Fire Risk Assessment explained
As the responsible person you must carry out and regularly review a fire risk assessment of the premises. This will identify what you need to do to prevent fire and keep people safe.
You must keep a written record of your fire risk assessment if your business has 5 or more people.
Carrying out the assessment
Identify the fire hazards.
Identify people at risk.
Evaluate, remove or reduce the risks.
Record your findings, prepare an emergency plan and provide training.
Review and update the fire risk assessment regularly.
The fire safety risk assessment chart gives more detailed information about these steps.
You’ll need to consider:
- emergency routes and exits
- fire detection and warning systems
- fire fighting equipment
- the removal or safe storage of dangerous substances
- an emergency fire evacuation plan
- the needs of vulnerable people, eg the elderly, young children or those with disabilities
- providing information to employees and other people on the premises
- staff fire safety training
Read the government’s guidance on:
- making your premises safe
- having paying guests (eg bed and breakfast or self-catering accommodation owners)
- fire escape facilities for disabled people
- how to make detailed risk assessment documents for different types of premises
- fire safety in purpose-built flats and other types of housing
Fire safety risk assessment guides
The Health and Safety Executive (HSE) have separate guidance about carrying out risk assessments if you work in construction.
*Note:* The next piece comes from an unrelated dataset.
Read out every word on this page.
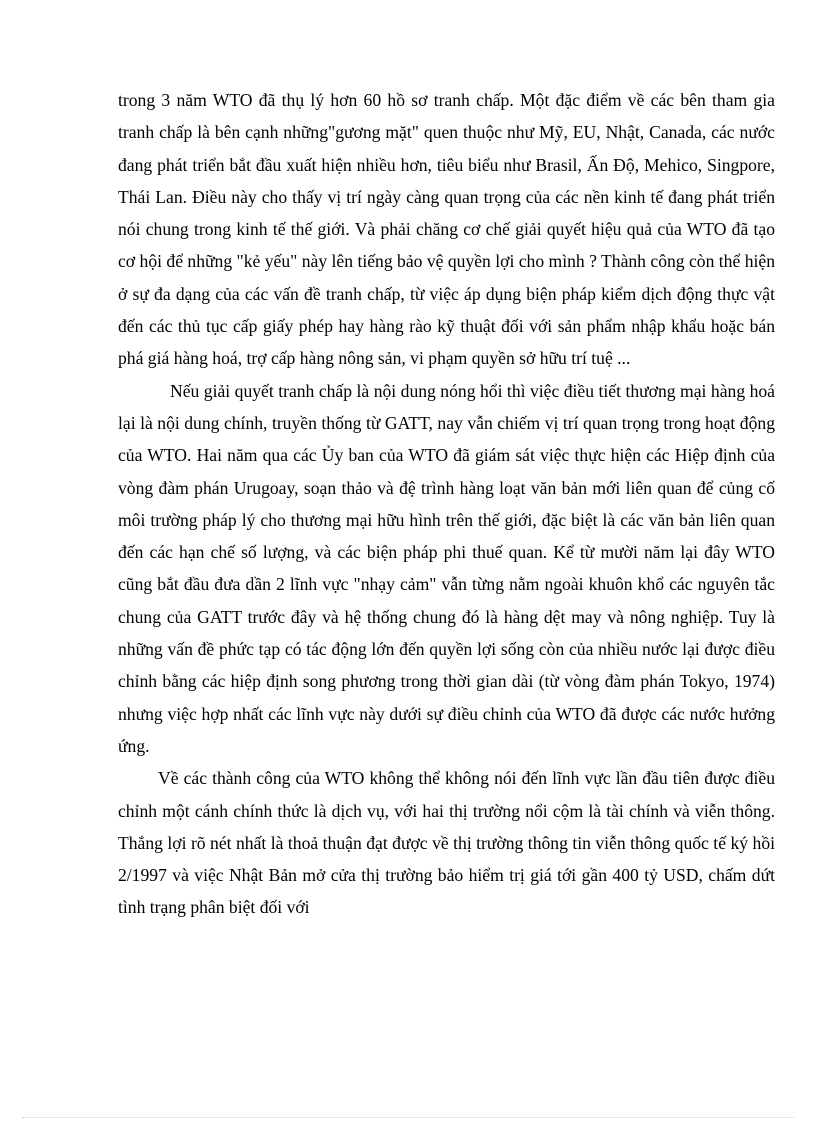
trong 3 năm WTO đã thụ lý hơn 60 hồ sơ tranh chấp. Một đặc điểm về các bên tham gia tranh chấp là bên cạnh những"gương mặt" quen thuộc như Mỹ, EU, Nhật, Canada, các nước đang phát triển bắt đầu xuất hiện nhiều hơn, tiêu biểu như Brasil, Ấn Độ, Mehico, Singpore, Thái Lan. Điều này cho thấy vị trí ngày càng quan trọng của các nền kinh tế đang phát triển nói chung trong kinh tế thế giới. Và phải chăng cơ chế giải quyết hiệu quả của WTO đã tạo cơ hội để những "kẻ yếu" này lên tiếng bảo vệ quyền lợi cho mình ? Thành công còn thể hiện ở sự đa dạng của các vấn đề tranh chấp, từ việc áp dụng biện pháp kiểm dịch động thực vật đến các thủ tục cấp giấy phép hay hàng rào kỹ thuật đối với sản phẩm nhập khẩu hoặc bán phá giá hàng hoá, trợ cấp hàng nông sản, vi phạm quyền sở hữu trí tuệ ...

Nếu giải quyết tranh chấp là nội dung nóng hổi thì việc điều tiết thương mại hàng hoá lại là nội dung chính, truyền thống từ GATT, nay vẫn chiếm vị trí quan trọng trong hoạt động của WTO. Hai năm qua các Ủy ban của WTO đã giám sát việc thực hiện các Hiệp định của vòng đàm phán Urugoay, soạn thảo và đệ trình hàng loạt văn bản mới liên quan để củng cố môi trường pháp lý cho thương mại hữu hình trên thế giới, đặc biệt là các văn bản liên quan đến các hạn chế số lượng, và các biện pháp phi thuế quan. Kể từ mười năm lại đây WTO cũng bắt đầu đưa dần 2 lĩnh vực "nhạy cảm" vẫn từng nằm ngoài khuôn khổ các nguyên tắc chung của GATT trước đây và hệ thống chung đó là hàng dệt may và nông nghiệp. Tuy là những vấn đề phức tạp có tác động lớn đến quyền lợi sống còn của nhiều nước lại được điều chỉnh bằng các hiệp định song phương trong thời gian dài (từ vòng đàm phán Tokyo, 1974) nhưng việc hợp nhất các lĩnh vực này dưới sự điều chỉnh của WTO đã được các nước hưởng ứng.

Về các thành công của WTO không thể không nói đến lĩnh vực lần đầu tiên được điều chỉnh một cánh chính thức là dịch vụ, với hai thị trường nổi cộm là tài chính và viễn thông. Thắng lợi rõ nét nhất là thoả thuận đạt được về thị trường thông tin viễn thông quốc tế ký hồi 2/1997 và việc Nhật Bản mở cửa thị trường bảo hiểm trị giá tới gần 400 tỷ USD, chấm dứt tình trạng phân biệt đối với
You can download the following guides on fire safety risk assessments in:
- offices and shops
- factories and warehouses
- sleeping accommodation
- residential care premises
- educational premises
- small and medium places of assembly (holding 300 people or less)
- large places of assembly (holding more than 300 people)
- theatres, cinemas and similar premises
- open air events and venues
- healthcare premises
- animal premises and stables
- transport premises and facilities
Fire safety and evacuation plans
Your plan must show how you have:
- a clear passageway to all escape routes
- clearly marked escape routes that are as short and direct as possible
- enough exits and routes for all people to escape
- emergency doors that open easily
- emergency lighting where needed
- training for all employees to know and use the escape routes
- a safe meeting point for staff
People with mobility needs
You should also make special arrangements for people with mobility needs, eg make sure there are people to help wheelchair users get downstairs if there’s a fire.
Fire safety equipment, drills and training
Fire detection and warning systems
You must have a fire detection and warning system. You may need different types of detectors, depending on the type of building and the work carried out in it.
Fire fighting equipment
The types of equipment you need depend on your business premises. You’ll need to have any equipment properly installed, tested and maintained and train your staff to use them if necessary.
Maintenance and testing
You must carry out regular checks to make sure that:
- all fire alarm systems are working
- the emergency lighting is working
- you record any faults in systems and equipment
- all escape routes are clear and the floor is in good condition
- all fire escapes can be opened easily
- automatic fire doors close correctly
- fire exit signs are in the right place
Fire drills and training
You need to train new staff when they start work and tell all employees about any new fire risks.
You should carry out at least one fire drill per year and record the results. You must keep the results as part of your fire safety and evacuation plan.